Saturday, February 21, 2009

‘Visionary’ humanitarian promotion by U.S. Government


America may be scoring some global points through an outreach and aid program that provides inexpensive adjustable eyeglasses to some of the world’s most impoverished nations.

Joshua Silver, an atomic physicist who taught optics at Oxford, has invented an amazing pair of inexpensive “adaptive eyeglasses” which allow the wearer to set their own site correction by pumping a clear silicon liquid oil into a thin sac in the lense until the focus is right. No doctor visit or testing is required and the glasses correct vision impairment almost instantly. Silver is pictured above wearing his invention.

The glasses aren’t exactly stylish — think early Woody Allen or a 1960’s math geek — but they could help improve quality of life for millions of poor people whose options are limited by impaired site.

In the U.S. and other wealthy nations, 60-70 percent of people wear corrective lenses. But in many developing countries, only 5 percent have glasses due to high costs and limited access to professional eye care.

The glasses cost about $19 to make, but the inventor hopes to cut that by a few dollars as production ramps up. His grand “vision” is to eventually provide eyeglasses to a billion poor people worldwide.

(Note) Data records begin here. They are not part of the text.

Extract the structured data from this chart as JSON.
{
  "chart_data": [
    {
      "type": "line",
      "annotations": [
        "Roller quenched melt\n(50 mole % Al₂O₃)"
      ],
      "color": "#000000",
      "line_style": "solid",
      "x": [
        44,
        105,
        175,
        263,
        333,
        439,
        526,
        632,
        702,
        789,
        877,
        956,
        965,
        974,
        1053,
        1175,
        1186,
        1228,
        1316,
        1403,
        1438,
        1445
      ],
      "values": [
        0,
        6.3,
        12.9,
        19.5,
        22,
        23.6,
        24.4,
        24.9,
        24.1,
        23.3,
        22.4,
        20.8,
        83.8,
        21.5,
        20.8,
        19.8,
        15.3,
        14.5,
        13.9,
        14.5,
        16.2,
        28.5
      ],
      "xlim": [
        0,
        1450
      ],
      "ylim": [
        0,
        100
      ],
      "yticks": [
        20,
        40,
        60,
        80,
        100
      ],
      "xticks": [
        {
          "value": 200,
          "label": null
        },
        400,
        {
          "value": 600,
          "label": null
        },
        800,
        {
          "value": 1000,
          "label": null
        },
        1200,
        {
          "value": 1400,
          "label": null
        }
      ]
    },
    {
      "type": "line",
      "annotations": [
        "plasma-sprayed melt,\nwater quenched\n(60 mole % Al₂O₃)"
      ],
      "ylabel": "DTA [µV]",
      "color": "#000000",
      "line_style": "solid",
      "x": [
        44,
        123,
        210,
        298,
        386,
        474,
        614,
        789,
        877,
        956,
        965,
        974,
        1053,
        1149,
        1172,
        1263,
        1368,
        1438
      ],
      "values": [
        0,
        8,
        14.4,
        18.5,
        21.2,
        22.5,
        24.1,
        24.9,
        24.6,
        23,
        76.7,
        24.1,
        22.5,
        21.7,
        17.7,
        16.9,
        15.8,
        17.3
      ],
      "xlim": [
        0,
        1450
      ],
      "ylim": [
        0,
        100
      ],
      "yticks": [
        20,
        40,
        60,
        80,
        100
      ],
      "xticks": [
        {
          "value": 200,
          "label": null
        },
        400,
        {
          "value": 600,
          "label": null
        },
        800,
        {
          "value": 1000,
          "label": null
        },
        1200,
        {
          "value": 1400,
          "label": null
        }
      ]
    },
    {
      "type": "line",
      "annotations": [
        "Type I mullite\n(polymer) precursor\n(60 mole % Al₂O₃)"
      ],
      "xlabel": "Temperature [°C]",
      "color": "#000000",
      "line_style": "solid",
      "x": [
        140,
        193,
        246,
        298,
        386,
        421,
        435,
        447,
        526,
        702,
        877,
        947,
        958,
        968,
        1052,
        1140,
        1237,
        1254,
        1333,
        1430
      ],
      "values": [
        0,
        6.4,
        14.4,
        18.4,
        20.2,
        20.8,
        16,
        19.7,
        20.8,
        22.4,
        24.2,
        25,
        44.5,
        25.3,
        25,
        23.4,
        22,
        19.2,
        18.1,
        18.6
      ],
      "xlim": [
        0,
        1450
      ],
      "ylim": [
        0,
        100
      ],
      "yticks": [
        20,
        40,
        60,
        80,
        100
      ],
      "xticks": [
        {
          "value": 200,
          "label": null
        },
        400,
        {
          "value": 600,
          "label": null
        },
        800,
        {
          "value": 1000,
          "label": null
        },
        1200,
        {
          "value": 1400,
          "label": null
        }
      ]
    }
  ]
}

The U.S. Department of Defense has already purchases 20,000 pairs to give away in impoverished parts of Africa and Eastern Europe. Those glasses have an American flag and the words “from the people of the United States” engraved in small print on the side of the frames.

This is an imprinted giveaway at its best — providing something truly useful and underscoring a brand's value. In this case, the "brand" is the United States of America. And in an era where our country's reputation abroad has been tarnished by questionable policies and politics, an outreach program like this may help others see the United States in a positive new light.